Hey, this is a story I've been working on for a while. Please, if you're going to be constructive don't just say "Your story sucks" I don't understand what the point of that is. If you want to criticize tell me how to fix my problem. Oh yeah please no comments if I need spelling corrections, I'll get to them sooner or later….later more then sooner. I've read and reread what I have so far like 10 times already, and still I have glitches here and there. What have I got to say? The burdens of a writer never ends….An easier way to put it is: Damn those typos. Or Grammar errors should all go to hell… but hey we're all nice people so why don't we just curse the people who invented the English language and make up our own, so the grammar errors are actually correct…stupid thought I know.

The infamous Robin Hood lifted his hood for a moment to talk to John. They were giving away innocent looking clay pots to those who were paupers. Prince Jon's culprits were right under his guard's noses, giving away the money stolen from him.

"John, signal the men to start packing, it's time to go back. I'm staying for a time before coming home." John roughly clasped Robin's shoulder once before he left, a silent endearment.

The glare from the sun was pointing directly at him. He raised his arm in front of his face to wipe off the sticky sweat that was dripping from his forehead.
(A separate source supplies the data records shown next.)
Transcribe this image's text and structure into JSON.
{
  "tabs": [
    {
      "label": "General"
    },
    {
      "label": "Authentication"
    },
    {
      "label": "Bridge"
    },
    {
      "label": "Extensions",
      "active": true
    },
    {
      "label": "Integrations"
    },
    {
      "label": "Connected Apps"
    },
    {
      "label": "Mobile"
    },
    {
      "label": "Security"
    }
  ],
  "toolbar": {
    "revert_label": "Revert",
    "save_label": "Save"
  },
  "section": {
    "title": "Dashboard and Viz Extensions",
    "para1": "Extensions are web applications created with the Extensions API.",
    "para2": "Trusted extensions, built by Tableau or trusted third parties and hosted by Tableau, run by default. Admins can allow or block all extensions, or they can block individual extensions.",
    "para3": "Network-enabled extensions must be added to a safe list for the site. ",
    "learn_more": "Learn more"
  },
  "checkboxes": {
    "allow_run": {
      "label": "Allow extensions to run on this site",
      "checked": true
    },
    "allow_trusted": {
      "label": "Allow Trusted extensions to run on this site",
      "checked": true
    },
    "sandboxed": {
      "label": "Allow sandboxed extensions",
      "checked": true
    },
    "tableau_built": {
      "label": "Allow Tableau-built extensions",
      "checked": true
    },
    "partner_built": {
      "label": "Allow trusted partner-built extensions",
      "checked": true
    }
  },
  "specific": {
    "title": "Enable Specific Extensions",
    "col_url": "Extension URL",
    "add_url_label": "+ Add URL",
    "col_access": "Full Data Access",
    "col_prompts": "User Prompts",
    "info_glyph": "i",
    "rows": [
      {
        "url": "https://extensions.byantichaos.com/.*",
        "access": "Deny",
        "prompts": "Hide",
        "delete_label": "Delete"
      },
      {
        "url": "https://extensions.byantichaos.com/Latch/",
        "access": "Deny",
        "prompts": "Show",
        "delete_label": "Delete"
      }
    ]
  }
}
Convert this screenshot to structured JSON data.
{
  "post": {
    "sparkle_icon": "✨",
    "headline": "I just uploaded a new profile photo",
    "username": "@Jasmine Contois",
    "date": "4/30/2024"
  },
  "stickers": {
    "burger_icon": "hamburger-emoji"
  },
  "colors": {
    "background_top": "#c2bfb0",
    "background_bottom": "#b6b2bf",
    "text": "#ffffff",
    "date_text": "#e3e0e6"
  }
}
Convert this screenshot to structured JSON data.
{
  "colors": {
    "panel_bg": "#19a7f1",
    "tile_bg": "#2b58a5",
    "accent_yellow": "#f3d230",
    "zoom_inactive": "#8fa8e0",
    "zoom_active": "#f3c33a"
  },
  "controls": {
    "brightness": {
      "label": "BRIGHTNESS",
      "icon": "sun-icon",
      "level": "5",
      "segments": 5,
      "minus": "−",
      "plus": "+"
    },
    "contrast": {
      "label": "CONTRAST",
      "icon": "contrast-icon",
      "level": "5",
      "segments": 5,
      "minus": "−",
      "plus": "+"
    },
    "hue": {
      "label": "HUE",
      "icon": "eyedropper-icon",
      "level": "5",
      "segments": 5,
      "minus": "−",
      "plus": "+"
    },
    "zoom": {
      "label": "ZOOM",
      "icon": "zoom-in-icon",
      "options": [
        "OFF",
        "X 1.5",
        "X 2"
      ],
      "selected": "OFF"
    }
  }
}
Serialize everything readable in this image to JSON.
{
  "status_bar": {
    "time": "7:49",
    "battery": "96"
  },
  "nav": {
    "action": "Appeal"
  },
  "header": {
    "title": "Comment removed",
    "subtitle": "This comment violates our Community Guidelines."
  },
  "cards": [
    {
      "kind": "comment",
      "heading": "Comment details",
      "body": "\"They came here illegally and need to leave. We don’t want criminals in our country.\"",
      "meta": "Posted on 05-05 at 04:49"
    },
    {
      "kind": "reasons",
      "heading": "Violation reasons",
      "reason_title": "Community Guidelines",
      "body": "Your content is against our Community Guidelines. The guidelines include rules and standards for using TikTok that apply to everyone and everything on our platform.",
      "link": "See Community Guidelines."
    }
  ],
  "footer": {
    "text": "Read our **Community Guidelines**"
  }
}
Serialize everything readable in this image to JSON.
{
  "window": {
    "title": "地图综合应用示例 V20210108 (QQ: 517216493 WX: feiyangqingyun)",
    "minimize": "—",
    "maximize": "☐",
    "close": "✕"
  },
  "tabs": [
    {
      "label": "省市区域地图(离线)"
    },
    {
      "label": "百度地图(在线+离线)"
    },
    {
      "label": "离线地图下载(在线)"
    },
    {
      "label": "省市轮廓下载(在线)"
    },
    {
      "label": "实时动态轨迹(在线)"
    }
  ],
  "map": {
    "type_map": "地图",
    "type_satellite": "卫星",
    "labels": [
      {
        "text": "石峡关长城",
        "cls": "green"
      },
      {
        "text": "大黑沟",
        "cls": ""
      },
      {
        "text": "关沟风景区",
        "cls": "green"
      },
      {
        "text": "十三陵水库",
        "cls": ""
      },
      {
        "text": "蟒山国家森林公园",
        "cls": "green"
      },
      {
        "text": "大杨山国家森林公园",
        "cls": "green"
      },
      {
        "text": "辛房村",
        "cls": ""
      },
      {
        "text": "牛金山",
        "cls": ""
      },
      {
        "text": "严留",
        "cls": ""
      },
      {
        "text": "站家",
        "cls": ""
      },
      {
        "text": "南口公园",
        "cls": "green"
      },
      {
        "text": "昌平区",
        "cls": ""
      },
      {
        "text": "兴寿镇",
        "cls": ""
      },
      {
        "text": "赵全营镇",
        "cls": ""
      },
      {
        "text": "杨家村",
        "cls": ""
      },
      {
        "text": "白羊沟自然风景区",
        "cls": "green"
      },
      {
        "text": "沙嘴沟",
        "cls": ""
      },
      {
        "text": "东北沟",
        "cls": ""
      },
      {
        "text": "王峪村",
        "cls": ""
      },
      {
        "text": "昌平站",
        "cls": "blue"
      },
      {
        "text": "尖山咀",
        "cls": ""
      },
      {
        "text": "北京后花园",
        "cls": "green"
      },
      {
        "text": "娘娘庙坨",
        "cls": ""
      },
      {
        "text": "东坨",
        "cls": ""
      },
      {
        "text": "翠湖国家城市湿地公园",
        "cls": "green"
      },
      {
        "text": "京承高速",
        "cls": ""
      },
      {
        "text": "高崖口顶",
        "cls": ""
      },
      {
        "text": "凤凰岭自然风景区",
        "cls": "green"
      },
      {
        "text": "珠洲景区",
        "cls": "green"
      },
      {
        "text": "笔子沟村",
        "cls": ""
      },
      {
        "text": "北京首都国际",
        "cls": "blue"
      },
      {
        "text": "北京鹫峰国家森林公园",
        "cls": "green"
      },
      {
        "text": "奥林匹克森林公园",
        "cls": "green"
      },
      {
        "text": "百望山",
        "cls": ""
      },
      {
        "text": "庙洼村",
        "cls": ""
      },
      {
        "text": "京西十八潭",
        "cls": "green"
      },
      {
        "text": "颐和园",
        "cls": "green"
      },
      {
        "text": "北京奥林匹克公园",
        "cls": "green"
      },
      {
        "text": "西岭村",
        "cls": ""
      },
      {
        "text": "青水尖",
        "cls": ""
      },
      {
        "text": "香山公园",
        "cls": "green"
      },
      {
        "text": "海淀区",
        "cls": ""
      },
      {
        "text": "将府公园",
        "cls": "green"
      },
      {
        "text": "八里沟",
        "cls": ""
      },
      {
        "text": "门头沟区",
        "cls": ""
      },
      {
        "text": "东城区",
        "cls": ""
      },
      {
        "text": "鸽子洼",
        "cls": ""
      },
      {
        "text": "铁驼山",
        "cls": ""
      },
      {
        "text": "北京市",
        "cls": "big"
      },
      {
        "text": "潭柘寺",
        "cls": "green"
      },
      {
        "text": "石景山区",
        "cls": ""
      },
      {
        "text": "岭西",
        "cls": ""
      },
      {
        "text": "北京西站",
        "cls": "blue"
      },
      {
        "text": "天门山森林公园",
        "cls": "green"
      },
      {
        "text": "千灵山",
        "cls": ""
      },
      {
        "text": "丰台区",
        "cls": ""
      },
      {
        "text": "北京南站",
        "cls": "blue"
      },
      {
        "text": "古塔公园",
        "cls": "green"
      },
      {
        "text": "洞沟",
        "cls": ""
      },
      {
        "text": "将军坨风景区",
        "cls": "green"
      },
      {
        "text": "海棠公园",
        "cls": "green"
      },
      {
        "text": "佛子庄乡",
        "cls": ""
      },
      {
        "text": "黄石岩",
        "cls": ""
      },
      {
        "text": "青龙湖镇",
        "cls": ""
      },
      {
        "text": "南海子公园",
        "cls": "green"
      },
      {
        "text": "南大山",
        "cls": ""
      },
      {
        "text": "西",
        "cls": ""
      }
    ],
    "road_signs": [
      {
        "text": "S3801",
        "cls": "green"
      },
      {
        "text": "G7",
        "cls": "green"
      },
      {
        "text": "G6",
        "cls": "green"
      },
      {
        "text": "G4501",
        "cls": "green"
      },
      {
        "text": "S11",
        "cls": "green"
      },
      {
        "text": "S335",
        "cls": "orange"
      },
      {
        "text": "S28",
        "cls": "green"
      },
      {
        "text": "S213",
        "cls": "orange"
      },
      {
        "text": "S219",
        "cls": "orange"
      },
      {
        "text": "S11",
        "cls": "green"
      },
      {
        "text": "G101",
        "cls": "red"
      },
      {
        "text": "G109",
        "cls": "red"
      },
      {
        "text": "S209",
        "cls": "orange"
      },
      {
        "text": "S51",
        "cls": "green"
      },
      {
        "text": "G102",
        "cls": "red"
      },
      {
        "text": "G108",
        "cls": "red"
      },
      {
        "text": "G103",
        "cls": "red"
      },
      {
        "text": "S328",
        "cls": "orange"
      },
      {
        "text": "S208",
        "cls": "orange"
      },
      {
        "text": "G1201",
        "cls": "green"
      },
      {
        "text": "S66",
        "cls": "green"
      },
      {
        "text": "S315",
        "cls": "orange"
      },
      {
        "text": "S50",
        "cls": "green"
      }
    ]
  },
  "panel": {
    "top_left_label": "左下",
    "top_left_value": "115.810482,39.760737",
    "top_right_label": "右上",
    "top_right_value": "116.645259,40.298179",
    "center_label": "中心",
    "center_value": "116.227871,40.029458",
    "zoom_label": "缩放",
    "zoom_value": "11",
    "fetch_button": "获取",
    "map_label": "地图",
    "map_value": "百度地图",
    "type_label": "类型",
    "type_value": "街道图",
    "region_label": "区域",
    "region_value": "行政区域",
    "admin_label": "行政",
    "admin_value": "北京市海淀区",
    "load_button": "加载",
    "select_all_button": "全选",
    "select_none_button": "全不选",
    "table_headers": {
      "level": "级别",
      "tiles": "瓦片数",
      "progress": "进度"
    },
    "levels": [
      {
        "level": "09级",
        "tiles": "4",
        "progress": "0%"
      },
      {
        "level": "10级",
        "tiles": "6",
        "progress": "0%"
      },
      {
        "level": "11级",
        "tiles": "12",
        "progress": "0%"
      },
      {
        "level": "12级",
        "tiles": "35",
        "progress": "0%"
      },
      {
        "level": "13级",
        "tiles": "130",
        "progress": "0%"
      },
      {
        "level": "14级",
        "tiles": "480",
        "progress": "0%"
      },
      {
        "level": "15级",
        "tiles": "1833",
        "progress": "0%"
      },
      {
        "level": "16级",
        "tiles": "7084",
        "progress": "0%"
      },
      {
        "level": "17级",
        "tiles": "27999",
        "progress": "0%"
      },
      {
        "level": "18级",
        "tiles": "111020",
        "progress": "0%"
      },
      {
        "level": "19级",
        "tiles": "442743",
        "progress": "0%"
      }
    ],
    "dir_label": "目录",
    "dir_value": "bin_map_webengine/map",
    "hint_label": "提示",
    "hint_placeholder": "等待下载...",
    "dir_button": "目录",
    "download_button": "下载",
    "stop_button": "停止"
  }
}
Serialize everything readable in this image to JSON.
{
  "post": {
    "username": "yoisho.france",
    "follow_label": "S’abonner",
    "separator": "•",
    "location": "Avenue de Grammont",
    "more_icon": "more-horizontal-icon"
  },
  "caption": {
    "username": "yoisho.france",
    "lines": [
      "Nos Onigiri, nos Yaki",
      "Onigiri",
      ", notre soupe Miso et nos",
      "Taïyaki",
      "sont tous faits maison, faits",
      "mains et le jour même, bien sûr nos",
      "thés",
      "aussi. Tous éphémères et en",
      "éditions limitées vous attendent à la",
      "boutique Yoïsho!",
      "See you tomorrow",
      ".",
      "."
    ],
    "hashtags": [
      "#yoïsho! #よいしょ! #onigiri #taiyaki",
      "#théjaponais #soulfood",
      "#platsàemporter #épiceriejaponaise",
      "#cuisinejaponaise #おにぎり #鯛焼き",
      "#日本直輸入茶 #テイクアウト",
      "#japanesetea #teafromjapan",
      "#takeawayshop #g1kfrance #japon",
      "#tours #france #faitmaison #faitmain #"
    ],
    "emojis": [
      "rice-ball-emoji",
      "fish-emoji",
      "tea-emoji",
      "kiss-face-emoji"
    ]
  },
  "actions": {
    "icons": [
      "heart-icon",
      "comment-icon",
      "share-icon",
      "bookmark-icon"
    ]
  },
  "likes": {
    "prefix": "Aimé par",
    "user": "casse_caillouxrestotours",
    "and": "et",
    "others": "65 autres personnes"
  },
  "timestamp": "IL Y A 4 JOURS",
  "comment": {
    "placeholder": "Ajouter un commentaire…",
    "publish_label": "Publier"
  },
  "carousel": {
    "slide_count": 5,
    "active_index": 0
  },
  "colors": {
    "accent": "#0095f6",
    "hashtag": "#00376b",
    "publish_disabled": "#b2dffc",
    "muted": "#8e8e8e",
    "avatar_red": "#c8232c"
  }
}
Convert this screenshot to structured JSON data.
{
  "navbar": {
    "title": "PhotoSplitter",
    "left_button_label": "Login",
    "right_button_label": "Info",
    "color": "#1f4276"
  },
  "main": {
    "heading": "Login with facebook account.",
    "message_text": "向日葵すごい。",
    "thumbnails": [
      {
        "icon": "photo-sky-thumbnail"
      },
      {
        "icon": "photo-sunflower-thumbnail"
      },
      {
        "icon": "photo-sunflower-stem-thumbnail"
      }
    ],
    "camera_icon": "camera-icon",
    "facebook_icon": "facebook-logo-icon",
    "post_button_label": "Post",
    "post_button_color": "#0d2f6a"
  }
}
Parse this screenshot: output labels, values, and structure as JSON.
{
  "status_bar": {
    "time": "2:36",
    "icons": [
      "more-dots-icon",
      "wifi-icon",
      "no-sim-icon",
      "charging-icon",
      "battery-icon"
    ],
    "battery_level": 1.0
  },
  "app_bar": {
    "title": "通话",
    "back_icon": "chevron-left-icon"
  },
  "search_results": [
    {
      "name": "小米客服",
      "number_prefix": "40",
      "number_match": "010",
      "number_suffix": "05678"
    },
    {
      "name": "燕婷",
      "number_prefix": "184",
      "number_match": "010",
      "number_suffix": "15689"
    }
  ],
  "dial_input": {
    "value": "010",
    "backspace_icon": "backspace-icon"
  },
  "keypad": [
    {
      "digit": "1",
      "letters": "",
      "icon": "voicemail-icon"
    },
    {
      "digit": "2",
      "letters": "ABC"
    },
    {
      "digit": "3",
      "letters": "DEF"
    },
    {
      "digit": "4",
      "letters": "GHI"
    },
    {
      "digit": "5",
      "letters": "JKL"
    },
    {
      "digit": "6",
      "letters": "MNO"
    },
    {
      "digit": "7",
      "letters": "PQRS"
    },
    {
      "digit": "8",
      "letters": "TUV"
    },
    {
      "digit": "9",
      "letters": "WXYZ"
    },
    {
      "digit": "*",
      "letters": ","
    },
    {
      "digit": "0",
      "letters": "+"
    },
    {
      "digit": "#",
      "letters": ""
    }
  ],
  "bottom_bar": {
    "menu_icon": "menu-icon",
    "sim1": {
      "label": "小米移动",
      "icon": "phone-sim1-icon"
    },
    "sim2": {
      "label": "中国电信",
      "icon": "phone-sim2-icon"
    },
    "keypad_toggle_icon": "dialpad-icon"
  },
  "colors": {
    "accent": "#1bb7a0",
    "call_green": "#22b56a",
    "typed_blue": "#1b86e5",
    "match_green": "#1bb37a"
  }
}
Suddenly something caught his eye, and made him want to laugh, but all that came out was a silent chuckle. For a thin boy was in the crowds cutting of the fat purses off of equally fat merchants'.

The thief was as thin as a willow branch and cut open the bulging purses with the ease and dexterity of a practiced and experienced thief. Her tongue licked her lips as she slowly pocketed the mass amount of coins and moved on to the next full purse.

She cut as many purses that would fill her pockets, and what coins she could not fit into her pockets she fit into the rags on her feet that could barely be considered shoes. Not a penny was dropped. Raggedy breeches were tied onto her waist by a thin cord, and a shirt that was much too big for her, stuffed into her breeches. She wore the cap of most street wandering boys, her matted hair stuffed into the cap. Her face was streak with dirt and soot.

She knew she hadn't had a decent bath in days. Her last decent bath was under the roof gutter scrubbing off the grime of the streets. All her earnings go to the group that she worked with, a group of five or six urchins off the streets. They use the amount to buy food, to feed their families, themselves, and to buy what are close enough to clothes. But she didn't have a family. No mother or father. Just some bastard left on the streets. Probably a mistake caused by a member of the whorehouse.

She was born in a temple, the priests and priestesses had told her date of birth. They thought it would be shaming their God to throw a babe out into the streets. The moment she could walk and partially talk, they threw her out into the streets. There she met her "family," the people she could always count on, the people that taught her how to survive.

I've never cried since I can remember. Just breathe and accept life as it is. I should buy myself some new stockings, after all today is my birthday.